Fans of Rod Serling’s “Night Gallery” will be at home amidst the paintings of Deann De La Ronde—her recent ones. The Wisconsin artist, once known for placid landscapes and sentimental animals, has dramatically shifted her focus toward the surreal and—in some cases— the grotesque. A small collection of De La Ronde’s newer work can be seen at Landmarks Gallery, 231 N. 76th Street.
Some of the paintings at Landmarks suggest that De La Ronde has engaged with the subterranean “dark art” movement, whose nightmarish, unsettling, macabre images have deep roots in the imagination of Francisco Goya and Hieronymous Bosch. If so, she has entered that realm along an avenue far removed from the hard-edged, science fiction of H.R. Giger. The Wisconsin painter has a profound interest in the culture of the Plains Indians, whose spiritual and mundane artifacts often involved sacred birds and feathers. The honeyed colors of My Body of Birds (oil on birch panel) presents a benign impression with its outlined female nude, cradling a bird against her smooth shoulder and surrounded by a flock of avians.
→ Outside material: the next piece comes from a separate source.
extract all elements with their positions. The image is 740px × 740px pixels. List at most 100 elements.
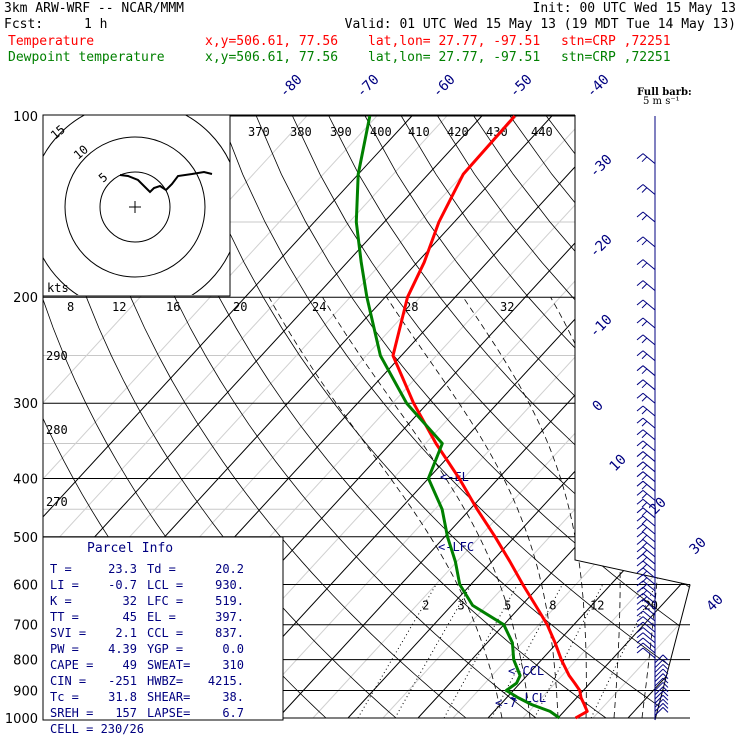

Other paintings, however, suggest that the birds have less friendly intentions. In Majestic Noblesse (oil glaze on gesso) and The Entry (oil on canvas), great beaked birds, some of them under hooded garments, have gathered in sinister congress. With their lurid color scheme of plum and orange and farrago of weirdly anthropomorphic shapes, both paintings would have been apt illustrations for Serling’s macabre tales.